To hide their vulnerability and flout authority, they put on scary and obnoxious costumes, but they are fakes, akin to the decorative eyes some moths have on their wings to keep birds from devouring them. Pirates, gang members, and goths look tough and creepy because they live in fear of nooses, jail, hunger, beatings, and humiliation.

I fear rejection, poverty, and the very real possibility that I may have spent my late 20s and early 30s trying to fit into a profession that has no room for me. These trepidations haunt me because, like most American males, I was taught to recoil from any sensation of personal impotence. I hate feeling small as forces beyond my control batter my life.

And the smaller I feel -- the weirder my CV becomes. Instead of toning down my act in an effort to blend into the employment mainstream, I find myself reaching for greater depths of nonconformity. In my first column for higher education's paper of record, I confessed publicly to abusing plastic penguins as an outlet for my anger over the job market. Wisecracks have found their way into my job letters and my statements on teaching philosophy.

Mingling time periods and telling jokes will not get me respect in a biker bar. But it might strand me on the historical profession's version of the Island of Misfit Toys. As a child, I viewed the Rankin/Bass classic Rudolph the Red-Nosed Reindeer repeatedly each holiday season, and I am only now coming to terms with how completely I internalized the program's moral vision.

In Rudolph, the producers Arthur Rankin Jr. and Jules Bass argue that stigmatized subcultures -- ungulates with glowing nostrils, elf dentists, and miners -- not only deserve respect, they are critical to the dominant culture's survival. Without the ingenuity and vigor of the biological and social mutants, toy production and delivery would cease. There would be no Christmas.

Santa Claus needed Rudolph, Hermey, and Yukon Cornelius, and during the show's climactic blizzard, the outcasts negotiated a place within the North Pole's hegemonic power structure: They would fight the abominable Snow Monster and help transport the toys for the good girls and boys, but only if Santa agreed to find homes for their friends, a group of malformed playthings.

One can only imagine the looks on the faces of the children who unwrapped the misfit toys. Did they laugh and cheer for the squirt gun that sprayed jelly and the cowboy who rode an ostrich? The polka-dotted elephant might have been fun, but I have a feeling that the poor kid who received the choo-choo with square wheels cursed Santa for caving into Rudolph's demands.

That's the flaw in the moral universe I share with Rankin and Bass's animagic creations. The program refuses to deal with the consequences of dropping special-needs toys into unprepared homes. It ignores the aftermath of Santa's decision as befuddled youngsters struggle to comprehend and care for their walking airplanes and Charlies-in-a-Box.

Search committees would face a similar response if they brought home a candidate that veered too far from the agreed-upon job description. History departments have no reason to go to all this trouble. The job market spits out dozens of extraordinarily well-qualified candidates for each position advertised. Why nurture a misfit when you can have a smart and intriguing person who wears the job description like an Armani suit?

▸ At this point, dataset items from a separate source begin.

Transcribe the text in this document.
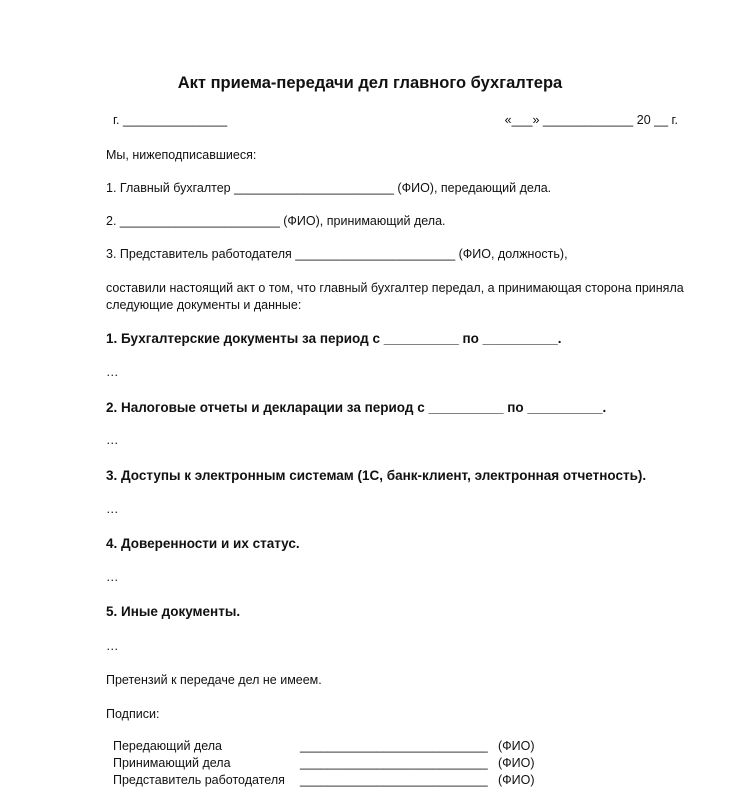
Акт приема-передачи дел главного бухгалтера
г. _______________	«___» _____________ 20 __ г.
Мы, нижеподписавшиеся:
1. Главный бухгалтер _______________________ (ФИО), передающий дела.
2. _______________________ (ФИО), принимающий дела.
3. Представитель работодателя _______________________ (ФИО, должность),
составили настоящий акт о том, что главный бухгалтер передал, а принимающая сторона приняла следующие документы и данные:
1. Бухгалтерские документы за период с __________ по __________.
…
2. Налоговые отчеты и декларации за период с __________ по __________.
…
3. Доступы к электронным системам (1С, банк-клиент, электронная отчетность).
…
4. Доверенности и их статус.
…
5. Иные документы.
…
Претензий к передаче дел не имеем.
Подписи:
Передающий дела	___________________________ (ФИО)
Принимающий дела	___________________________ (ФИО)
Представитель работодателя ___________________________ (ФИО)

Search committees want comfortable colleagues, and that is a shame. I have come to believe that perturbation is the best teacher. The only time I know that learning transpires in my classroom is when I topple my students from the intellectual Barcaloungers they dreamily inhabit. Faculties should seek out misfits to keep themselves vigorous. Too much comfort, like too much processed cheese, is a recipe for stagnation.

Jon T. Coleman is a part-time history instructor at Indiana University-Purdue University at Indianapolis. He has a Ph.D. from Yale University and a book about wolves in American history forthcoming from Yale University Press.